Sensory’s VoiceHub is almost a WYSIWYG interface for designing voice control commands. Developers can login and create prototype grammars for free. Proof of concept, MVP and demos that once took weeks can now be created in hours. No previous programming skills are required to develop complex grammars with hundreds or thousands of voice commands.
The capability to run Sensory’s speech recognition on Arm Cortex-M based microcontrollers has already been integrated into Sensory’s VoiceHub. Developers in VoiceHub can create edge-based artificial intelligence (AI) voice models and download them directly to their Arm-based developer board. Developing voice control with Sensory and Arm just got a lot easier.
Barrier 3: Voice is confusing for customers to set up
The final barrier to consider is applicable to most smart home products and not just voice control. Getting smart home devices set up can be a real hassle for consumers. The initial setup can be a real pain point.
Most smart devices require a smartphone app and sometimes multiple apps for setup. Then a confusing mix of Wi-Fi, Bluetooth, ZigBee and other protocols can leave consumers feeling like they need to hire a system administrator just to turn the lights on.
If the neighborhood ever loses power or internet connectivity, it can take time to get everything provisioned again.

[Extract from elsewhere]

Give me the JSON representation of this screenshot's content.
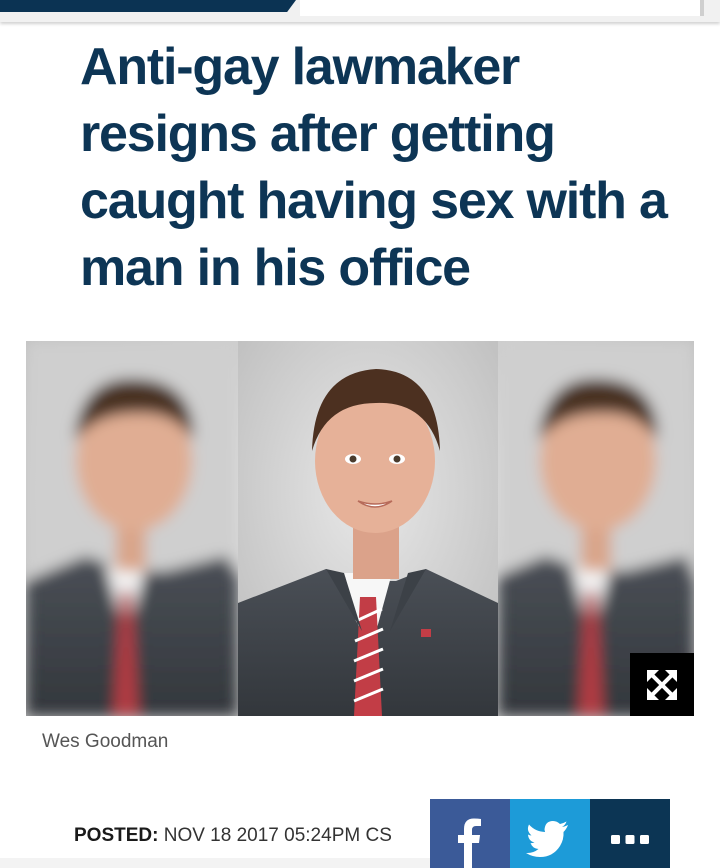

Sensory speech recognition is performed at the endpoint—so even if your Internet is offline, it’s ready to go, out of the box. Just plug in the device and start talking.
What’s Next for Voice?
Enabling the voice user interface is in Sensory’s DNA. We’ll will continue to push the envelope on accuracy, language support, and memory size. Sensory’s technologies are well positioned to support the next wave of voice user interfaces and enable voice control on endpoint devices that were previously only touch-based and all too often impossible to understand.
And thanks to Arm Cortex-M microcontrollers, we can guarantee that we’ll be able to speak to this new wave of devices in our natural language, in the knowledge that even without a connection to the Internet, all of that compute is happening on the device itself.
Cortex-M7: The Highest Performance Cortex-M Processor
The Cortex-M processor series is designed to enable developers to create cost-sensitive and power-constrained solutions for a broad range of devices. Highly energy efficient and designed for mixed-signal devices, Cortex-M7 is the highest-performance member of the family. Its DSP capability and flexible system interfaces makes it suitable for a wide variety of applications—from automotive and medical applications to sensor fusion and the Internet of Things (IoT).